米国では、肥満の社会問題化に伴いヘルシー・フードへの関心が高まっている。

ファストフード業界を代表するマクドナルドも、全メニューから人工添加物を排除し、自然由来の食材を使用するよう方針を改めた。このような健康意識は、ミレミアム世代に代表される若年層ほど強く、彼らをターゲットとするヘルシー志向のファストフード・チェーンが続々と登場しているのだ。
今回は、その中でも急成長を続けるオーガニックの野菜を使ったサラダ専門店『スイート・グリーン』を特集してみよう。

スイート・グリーンは、カルフォルニア州に本拠を置くファストフード・チェーンだ。
既にその企業価値は10億ドルを超えユニコーン企業へと成長した。

2007年、ジョージタウン大学のビジネススクールを卒業したニコラス・ジャメット、ネイサニエル・ルー、そして、ジョナサン・ニーマンという3人により、スイート・グリーンは創業された。
彼らのコンセプトは、新鮮で有機栽培された緑黄色野菜を使い、健康的なサラダを消費者に届けると同時に、その食材の地産地消と透明性を徹底的に確保する事にある。

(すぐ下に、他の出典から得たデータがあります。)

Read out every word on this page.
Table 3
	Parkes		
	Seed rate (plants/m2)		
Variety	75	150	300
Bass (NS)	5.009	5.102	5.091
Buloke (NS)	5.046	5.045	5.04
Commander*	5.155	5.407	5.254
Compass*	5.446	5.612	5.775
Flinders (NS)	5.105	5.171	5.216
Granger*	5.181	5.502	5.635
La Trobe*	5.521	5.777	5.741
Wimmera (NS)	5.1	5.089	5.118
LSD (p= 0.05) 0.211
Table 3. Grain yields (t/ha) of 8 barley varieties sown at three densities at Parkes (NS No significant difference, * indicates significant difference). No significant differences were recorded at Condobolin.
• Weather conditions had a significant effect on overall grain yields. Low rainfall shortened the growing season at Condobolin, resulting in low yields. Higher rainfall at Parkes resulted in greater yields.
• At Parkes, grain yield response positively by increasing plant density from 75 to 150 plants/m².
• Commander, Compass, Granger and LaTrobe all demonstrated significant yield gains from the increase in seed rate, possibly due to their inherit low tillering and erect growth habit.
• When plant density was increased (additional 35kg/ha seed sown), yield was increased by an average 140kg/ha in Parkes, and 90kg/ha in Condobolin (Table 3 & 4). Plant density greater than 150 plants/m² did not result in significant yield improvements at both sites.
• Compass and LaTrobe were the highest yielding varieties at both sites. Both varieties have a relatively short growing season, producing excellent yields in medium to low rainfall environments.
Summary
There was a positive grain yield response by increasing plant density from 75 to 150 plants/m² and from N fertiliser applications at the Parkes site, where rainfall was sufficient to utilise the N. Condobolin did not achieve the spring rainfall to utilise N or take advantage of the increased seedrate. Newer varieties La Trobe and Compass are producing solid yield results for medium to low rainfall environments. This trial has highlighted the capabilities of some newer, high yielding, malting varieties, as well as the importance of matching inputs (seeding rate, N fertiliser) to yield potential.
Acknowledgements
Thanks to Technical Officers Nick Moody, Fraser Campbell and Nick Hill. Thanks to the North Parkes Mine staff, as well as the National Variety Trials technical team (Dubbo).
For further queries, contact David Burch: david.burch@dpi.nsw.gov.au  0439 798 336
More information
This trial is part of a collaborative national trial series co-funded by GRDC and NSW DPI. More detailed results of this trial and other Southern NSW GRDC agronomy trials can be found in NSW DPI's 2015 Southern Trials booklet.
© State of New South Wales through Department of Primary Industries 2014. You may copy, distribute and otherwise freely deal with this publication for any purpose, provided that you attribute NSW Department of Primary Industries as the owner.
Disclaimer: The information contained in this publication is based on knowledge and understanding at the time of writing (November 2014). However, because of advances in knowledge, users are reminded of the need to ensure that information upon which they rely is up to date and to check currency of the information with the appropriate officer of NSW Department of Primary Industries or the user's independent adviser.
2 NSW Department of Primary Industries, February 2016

カウンターには、新鮮な野菜が陳列されており、注文をすると目の前で作ってくれる。
また、テクノロジーの導入にも熱心な同社は、注文の3割は、アプリやウェブ経由となっている。ネット経由専門の受取スペースも完備されており、事前に注文しておくことで、待たずに商品を受取る事が出来るシステム。

近年、急成長するオーガニック市場であるが、商品の安定的な供給を確保する事は、簡単ではない。
既に100店舗を超える店舗網を確立した同社であるが、地元の農業主に支えられている。競合他社が続々と参入してくる一方、不動産価格の高騰は続き、急激に農家を増やす事は不可能なのだ。

そこで、同社は敢えて成長のスピードを遅らせる事で、食材の質を保っている。
同社には、食品業界の関係者は勿論、IT起業家までが関心を示し出資を行っている。先に述べたような理由から爆発的な成長は望めないが、ヘルシーなファストフードという市場には、高い将来性が存在するのだ。

個人的には、同店に過去1度だけ来店した事がある。
写真では分かり難いが、これらのメニューは、平均的日本人からすると、なかなかのサイズ感だ。いくら野菜だとは言え、ドレッシングが油である以上、食べ過ぎは如何なものだと思ってしまうが、罪悪感が少ないという点がポイントなのだろう。

日本でも、以前ヘルシーさを売りにしたスープ専門店が多く乱立した事があったが、定着するまでには至らなかった。
オーガニック野菜を使用したヘルシー志向のサラダは、オフィス街などでは、一定の需要が得られるとは思うが、新鮮な野菜を供給するサプライチェーンをいかに構築するかという事が肝になる。新鮮さと、見せ方、それに食材の透明性、これらを担保しながら、価格を抑える事は、決して簡単では無いと言えるのだ。